Disclaimer: This recipe is intended for informational purposes only. We’d also like to kindly remind you that any marijuana purchased and consumed should be done legally and is consumed at your own risk.
Pumpkin spice lattes just got cool again.
As fall bullies its way in and summer begrudgingly bows out, pumpkin spice lattes begin to infiltrate every coffee shop on earth. Hey, there might have been a point in your life when the idea of sipping on some tart orange drink intrigued you. Yet after seeing it in every edible (and some inedible) thing you can fit in your mouth, the PSL has lost its luster.
Let’s bring it back again — rekindle that dwindling flame — with an extra tasty ingredient: Weed-infused Pumpkin “Spice” lattes. Don’t worry, the recipe is shamelessly simple. Trust.
The half and half — as opposed to milk — makes the most of your kush, thanks to its high-fat content, and also delivers a creamier texture. The latte’s pumpkin spices blend well alongside the cannabis, which adds to the overall flavor, rather than take away. The high comes slowly, calmly, while keeping you alert thanks to the espresso shot.
Dear Pumpkin Spice, it looks like we’re friends again.
Weed-Infused Pumpkin ‘Spice’ Lattes
Pumpkin ‘Spice’ Latte
- 1/8 oz of finely ground cannabis
- 1 cup of half and half
- 1/2 teaspoon vanilla extract
- 1 tablespoon sugar
- 1/4 cup of espresso
- 1 tablespoon pumpkin puree
- 1 teaspoon pumpkin spice
Add weed and half ‘n’ half to a small saucepan and bring to a low simmer.

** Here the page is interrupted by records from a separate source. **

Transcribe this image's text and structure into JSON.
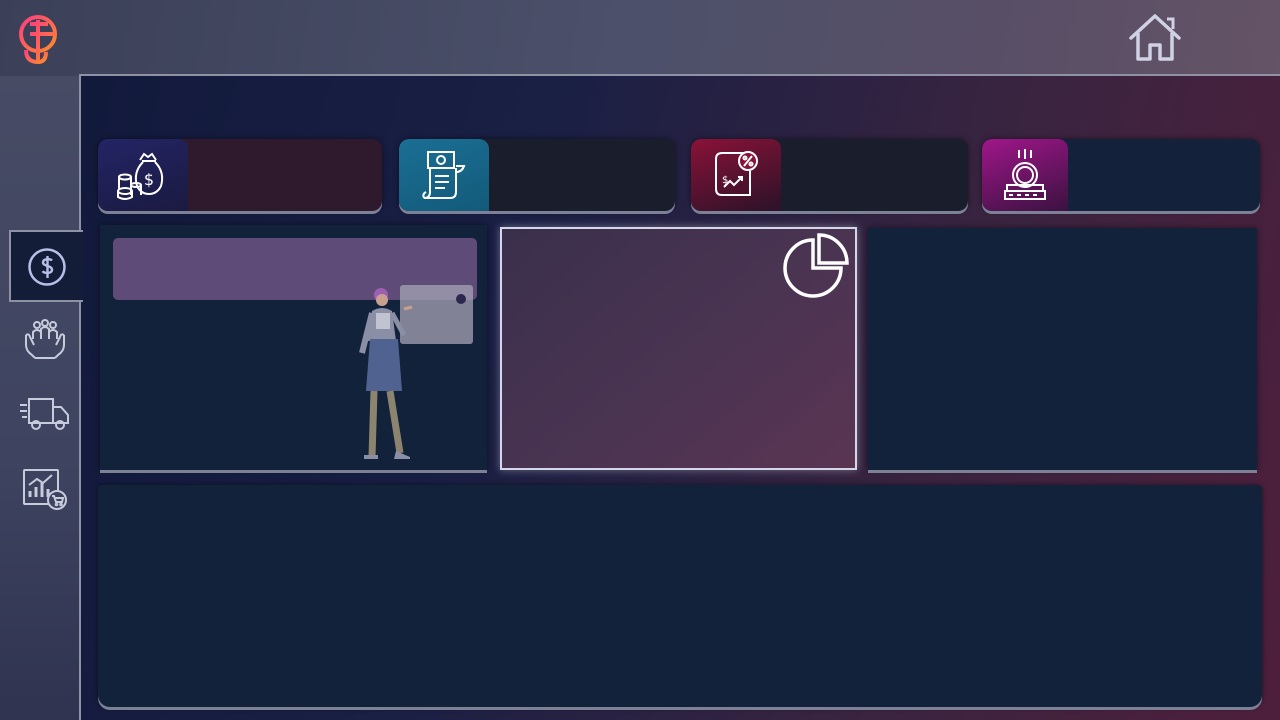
{
  "app": {
    "logo_icon": "brand-logo-icon",
    "home_icon": "home-icon"
  },
  "sidebar": {
    "items": [
      {
        "icon": "dollar-circle-icon",
        "active": true
      },
      {
        "icon": "customers-hands-icon",
        "active": false
      },
      {
        "icon": "delivery-truck-icon",
        "active": false
      },
      {
        "icon": "sales-chart-cart-icon",
        "active": false
      }
    ]
  },
  "kpis": [
    {
      "icon": "money-bag-coins-icon",
      "value": "",
      "accent": "#242466"
    },
    {
      "icon": "invoice-receipt-icon",
      "value": "",
      "accent": "#1a6f94"
    },
    {
      "icon": "percent-document-icon",
      "value": "",
      "accent": "#8a1238"
    },
    {
      "icon": "coin-drop-icon",
      "value": "",
      "accent": "#a0168a"
    }
  ],
  "intro": {
    "banner_text": "",
    "illustration": "woman-presenting-illustration"
  },
  "highlight": {
    "icon": "pie-chart-icon"
  },
  "colors": {
    "panel": "#12223a",
    "banner": "#5e4b78",
    "highlight_border": "#d4d7ea"
  }
}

Stir gently.
Add sugar, vanilla extract, espresso, pumpkin puree and pumpkin spice. Continue to gently whisk for 30 minutes.
Keep an eye on stove, as milk tends to overflow if it gets too hot. When it’s ready (and cool enough), strain into a mug. Top with a generous amount of whip cream.
Sprinkle on some more cinnamon & sugar. Insert the obligatory cinnamon stick.